Cuando era pequeña pasaba temporadas en un pueblo. En aquel lugar no ocurría como en la película de José Luis Cuerda Amanece que no es poco, donde cada año se elegían en asamblea a los distintos personajes de la localidad: el tonto, el loco, el borracho, la prostituta. En mi pueblo los personajes eran siempre los mismos año tras año. Y entre los asignados por la vecindad y la desgracia, había una mujer de pelo mal cortado, sucia y vestida con harapos, a quien los niños perseguían con una cantinela “Juana tres pesetas y a la cama”.

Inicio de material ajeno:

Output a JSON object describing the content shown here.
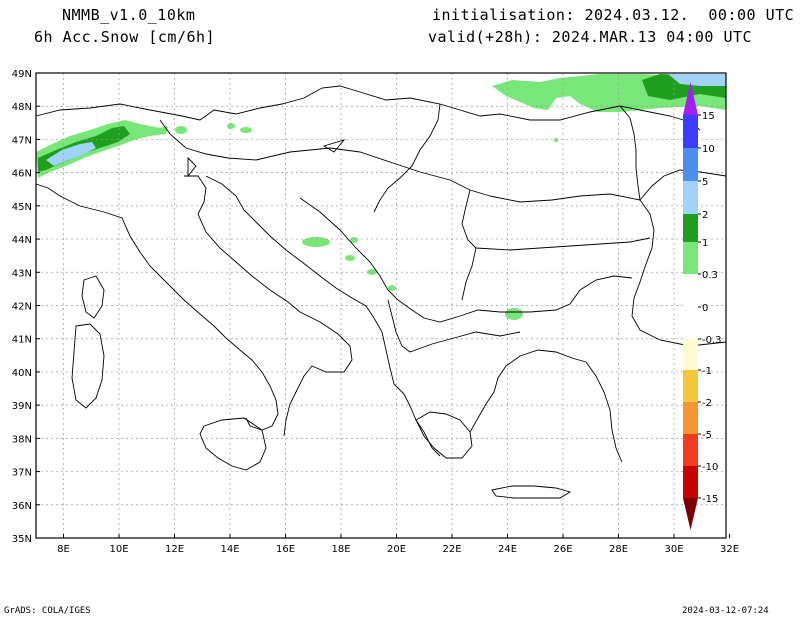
{
  "header": {
    "model": "NMMB_v1.0_10km",
    "field": "6h Acc.Snow [cm/6h]",
    "init": "initialisation: 2024.03.12.  00:00 UTC",
    "valid": "valid(+28h): 2024.MAR.13 04:00 UTC"
  },
  "footer": {
    "left": "GrADS: COLA/IGES",
    "right": "2024-03-12-07:24"
  },
  "axes": {
    "lat_labels": [
      "49N",
      "48N",
      "47N",
      "46N",
      "45N",
      "44N",
      "43N",
      "42N",
      "41N",
      "40N",
      "39N",
      "38N",
      "37N",
      "36N",
      "35N"
    ],
    "lon_labels": [
      "8E",
      "10E",
      "12E",
      "14E",
      "16E",
      "18E",
      "20E",
      "22E",
      "24E",
      "26E",
      "28E",
      "30E",
      "32E"
    ]
  },
  "colorbar": {
    "labels": [
      "15",
      "10",
      "5",
      "2",
      "1",
      "0.3",
      "0",
      "-0.3",
      "-1",
      "-2",
      "-5",
      "-10",
      "-15"
    ],
    "colors": {
      "p15": "#a020f0",
      "p10": "#3c3cff",
      "p5": "#4b8ff0",
      "p2": "#a0d2fa",
      "p1": "#1ea01e",
      "p03": "#78e678",
      "zero": "#ffffff",
      "n03": "#fffad0",
      "n1": "#f5c83c",
      "n2": "#f59632",
      "n5": "#f03c1e",
      "n10": "#c80000",
      "n15": "#780000"
    }
  }
}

La acosada vivía en una casucha aislada, con un marido, catalogado de borracho y vago, y un montón de criaturas, sucias como ella, que deambulaban por la calle pidiendo comida. A nadie le importaba que estuviesen mal alimentadas, enfermas o no fueran a la escuela. Formaban parte del paisaje, como la fuente o el empedrado de las calles, el autobús de las siete o el vendedor ambulante de telas. Sin embargo, cuando alguna de aquellas personitas llegaba a la edad de hacer la Primera Comunión, su suerte cambiaba. Las buenas personas del pueblo la bañaban, le sacaban brillo, le compraban material escolar y la transformaban en niño o una niña como las demás, con su cartera, sus lápices, sus libros y sus cuadernos. Pero al cabo de tres días, ese ser que había sido objeto de tantos cuidados para recibir al Niño Jesús en su corazón, volvía a estar sucio y con los mocos colgándole de la nariz en dos enormes velas verdes. Ya no tenía lápices, y el libro y los cuadernos, si existían, estaban manchados y con garabatos. Entonces la maestra lo expulsaba de la escuela hasta que estuviese repeinado y pulido como el día de su Primera Comunión.
“Es imposible, convertir esta familia en personas normales ” decían mujeres y hombres indignados.

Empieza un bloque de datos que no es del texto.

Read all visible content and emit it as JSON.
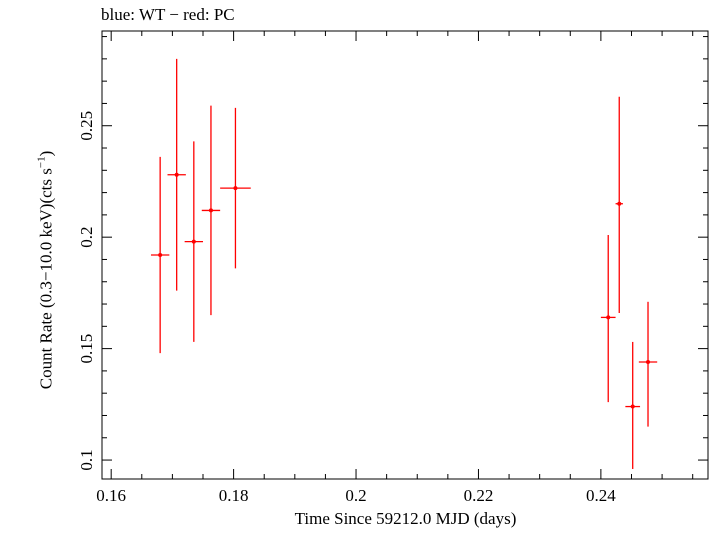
{
  "chart_data": {
    "type": "scatter",
    "title": "blue: WT − red: PC",
    "xlabel": "Time Since 59212.0 MJD (days)",
    "ylabel": {
      "main": "Count Rate (0.3−10.0 keV)(cts s",
      "exp": "−1",
      "close": ")"
    },
    "xlim": [
      0.1585,
      0.2575
    ],
    "ylim": [
      0.0915,
      0.2925
    ],
    "x_ticks": [
      0.16,
      0.18,
      0.2,
      0.22,
      0.24
    ],
    "x_tick_labels": [
      "0.16",
      "0.18",
      "0.2",
      "0.22",
      "0.24"
    ],
    "y_ticks": [
      0.1,
      0.15,
      0.2,
      0.25
    ],
    "y_tick_labels": [
      "0.1",
      "0.15",
      "0.2",
      "0.25"
    ],
    "series": [
      {
        "name": "PC",
        "color": "#ff0000",
        "points": [
          {
            "x": 0.168,
            "y": 0.192,
            "xerr": 0.0015,
            "ylo": 0.148,
            "yhi": 0.236
          },
          {
            "x": 0.1707,
            "y": 0.228,
            "xerr": 0.0015,
            "ylo": 0.176,
            "yhi": 0.28
          },
          {
            "x": 0.1735,
            "y": 0.198,
            "xerr": 0.0015,
            "ylo": 0.153,
            "yhi": 0.243
          },
          {
            "x": 0.1763,
            "y": 0.212,
            "xerr": 0.0015,
            "ylo": 0.165,
            "yhi": 0.259
          },
          {
            "x": 0.1803,
            "y": 0.222,
            "xerr": 0.0025,
            "ylo": 0.186,
            "yhi": 0.258
          },
          {
            "x": 0.2412,
            "y": 0.164,
            "xerr": 0.0012,
            "ylo": 0.126,
            "yhi": 0.201
          },
          {
            "x": 0.243,
            "y": 0.215,
            "xerr": 0.0006,
            "ylo": 0.166,
            "yhi": 0.263
          },
          {
            "x": 0.2452,
            "y": 0.124,
            "xerr": 0.0012,
            "ylo": 0.096,
            "yhi": 0.153
          },
          {
            "x": 0.2477,
            "y": 0.144,
            "xerr": 0.0015,
            "ylo": 0.115,
            "yhi": 0.171
          }
        ]
      }
    ]
  }
}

Era imposible mantener impolutas a unas criaturas en un entorno de mugre, sin lugar donde lavarse, sin comida, sin dignidad. Pero a nadie le preocupaba aquella especie de choza en la que la familia vivía hacinada ni daba trabajo al padre ni cambiaba a la madre el papel del personaje que la vecindad le había asignado por otro más digno. En su lugar, todo eran gritos de ira contra Juana por su incapacidad para ejercer de madre normal.

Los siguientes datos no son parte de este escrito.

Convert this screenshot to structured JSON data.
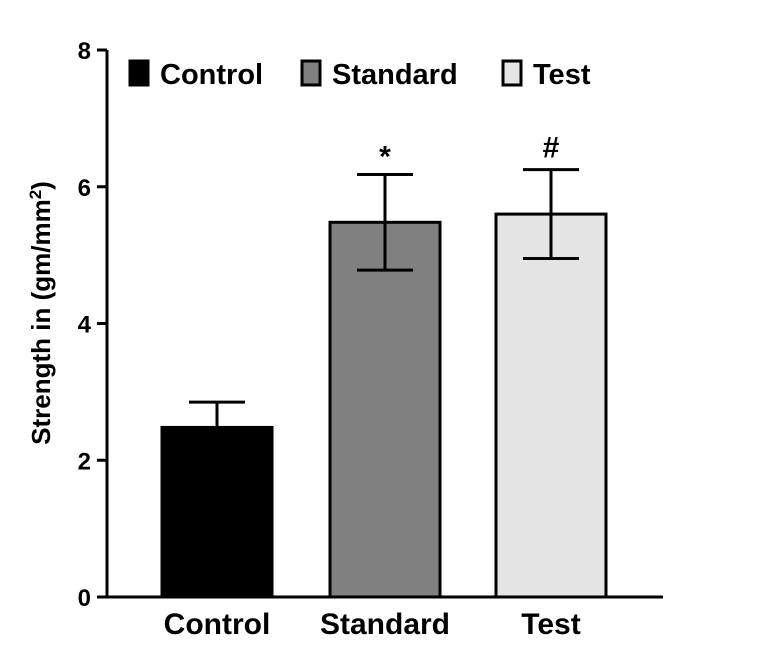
{
  "chart_data": {
    "type": "bar",
    "title": "",
    "xlabel": "",
    "ylabel": "Strength in (gm/mm",
    "ylabel_superscript": "2",
    "ylabel_suffix": ")",
    "ylim": [
      0,
      8
    ],
    "yticks": [
      "0",
      "2",
      "4",
      "6",
      "8"
    ],
    "categories": [
      "Control",
      "Standard",
      "Test"
    ],
    "values": [
      2.48,
      5.48,
      5.6
    ],
    "errors": [
      0.37,
      0.7,
      0.65
    ],
    "annotations": [
      "",
      "*",
      "#"
    ],
    "colors": [
      "#000000",
      "#808080",
      "#e5e5e5"
    ],
    "legend": {
      "placement": "top",
      "entries": [
        "Control",
        "Standard",
        "Test"
      ]
    },
    "grid": false
  }
}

La misma rabia continúa hoy en la gente de bien contra quienes viven en las cabañas del extremo de la civilización y no cumplen las reglas, los cánones y los rituales que consideramos apropiados en nuestro armonioso progreso. Pero qué les ofrecemos a quienes pueblan el paisaje de la ciudad con sus cartones en escaparates y cajeros; a quienes ya no reciben ninguna prestación social; a quienes cobran salarios de pobreza si tuvieron la suerte alguna vez de encontrar trabajo. ¿Adónde mira Europa mientras el Mediterráneo se embute de cadáveres?
Con los comedores sociales y la recogida de alimentos la sociedad proclama y se siente orgullosa de su solidaridad. Pero como no les proporcionamos nada más, a los tres días, igual que las criaturas de Juana después de hacer la Primera Comunión, tienen la cara llena de churretes y los mocos les cuelgan, verdes e implacables, de la nariz.